— «Я очень привязалась к нашей новой ученице, особенно по причине, о которой упомяну только в конце письма, чтобы сделать вам сюрприз. О дочери мать рассказала так же мало, как и о себе. Я сама поняла (это выяснилось на первых же уроках), что умственное развитие бедняжки недостаточно для ее лет. Я взяла ее к нам домой на следующий день и попросила доктора понаблюдать за ней и поговорить с ней, а потом сказать свое мнение. Он нашел, что ум девочки разовьется с годами и что занятия в школе ей чрезвычайно полезны, потому что, хотя она и запоминает уроки очень медленно, но зато крепко и надолго. Ну вот, дорогой мой, не думайте, что я привязалась к какой-то дурочке. Нет, бедная маленькая Анна Катерик очень ласковое, любящее, благодарное дитя. Она говорит иногда очень своеобразные и милые вещи, но как-то странно, внезапно и все время как будто боится чего-то. Несмотря на то что она всегда очень чистенькая, одета она безвкусно. Поэтому я решила, что белые Лорины платьица и шляпки можно переделать для Анны, и сказала ей, что маленьким девочкам с хорошим цветом лица очень идет белое. Сначала она растерялась, а потом вся вспыхнула и поняла. Ее маленькие ручки схватили мою руку. Она поцеловала ее, Филипп, и воскликнула (так серьезно!): «Всю жизнь я буду ходить только в белом, в память о вас, мэм, и мне будет казаться, что я все еще нравлюсь вам, даже когда я уеду и вас больше не увижу». Вот образец тех оригинальных мыслей, которые она высказывает так мило. Бедная малютка! Я подарю ей много платьиц, с запасом, и она сможет удлинять их, когда из них вырастет».

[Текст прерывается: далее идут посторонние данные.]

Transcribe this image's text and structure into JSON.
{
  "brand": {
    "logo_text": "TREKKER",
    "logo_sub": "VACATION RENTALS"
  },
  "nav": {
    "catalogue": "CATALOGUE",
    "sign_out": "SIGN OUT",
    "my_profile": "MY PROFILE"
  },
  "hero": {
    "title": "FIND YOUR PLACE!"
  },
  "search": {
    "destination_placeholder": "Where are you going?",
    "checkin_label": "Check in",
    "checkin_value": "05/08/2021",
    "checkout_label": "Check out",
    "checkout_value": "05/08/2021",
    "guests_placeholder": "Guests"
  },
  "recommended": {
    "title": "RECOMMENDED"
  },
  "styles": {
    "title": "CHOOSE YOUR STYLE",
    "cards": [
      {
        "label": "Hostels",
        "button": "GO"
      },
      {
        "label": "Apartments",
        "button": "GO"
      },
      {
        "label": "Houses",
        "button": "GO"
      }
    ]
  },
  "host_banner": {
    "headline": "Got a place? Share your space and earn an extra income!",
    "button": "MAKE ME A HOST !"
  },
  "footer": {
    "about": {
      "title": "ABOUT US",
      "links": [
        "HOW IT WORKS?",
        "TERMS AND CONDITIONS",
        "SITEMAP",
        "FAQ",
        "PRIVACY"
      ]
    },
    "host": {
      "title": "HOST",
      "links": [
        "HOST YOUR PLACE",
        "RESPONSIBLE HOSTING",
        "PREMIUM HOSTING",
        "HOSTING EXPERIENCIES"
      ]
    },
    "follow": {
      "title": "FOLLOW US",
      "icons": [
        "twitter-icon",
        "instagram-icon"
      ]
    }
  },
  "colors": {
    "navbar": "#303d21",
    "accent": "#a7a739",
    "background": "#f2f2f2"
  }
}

Мисс Голкомб замолчала и посмотрела на меня.
— Как вы думаете, сколько лет той несчастной, которую вы встретили на большой дороге? — спросила она. — Может ли ей быть около двадцати двух?
— Да, мисс Голкомб.
— И она была с головы до ног одета в белое?
— Да, она была вся в белом.
Как раз в эту минуту мисс Фэрли показалась на террасе в третий раз, но, вместо того чтобы пройти дальше, она облокотилась на перила, спиной к нам, и стала глядеть на темный сад. Я смотрел на мерцание ее воздушного белого платья и белой косынки в лунных лучах, и ощущение, которому нет названия, начало вкрадываться в мое сердце.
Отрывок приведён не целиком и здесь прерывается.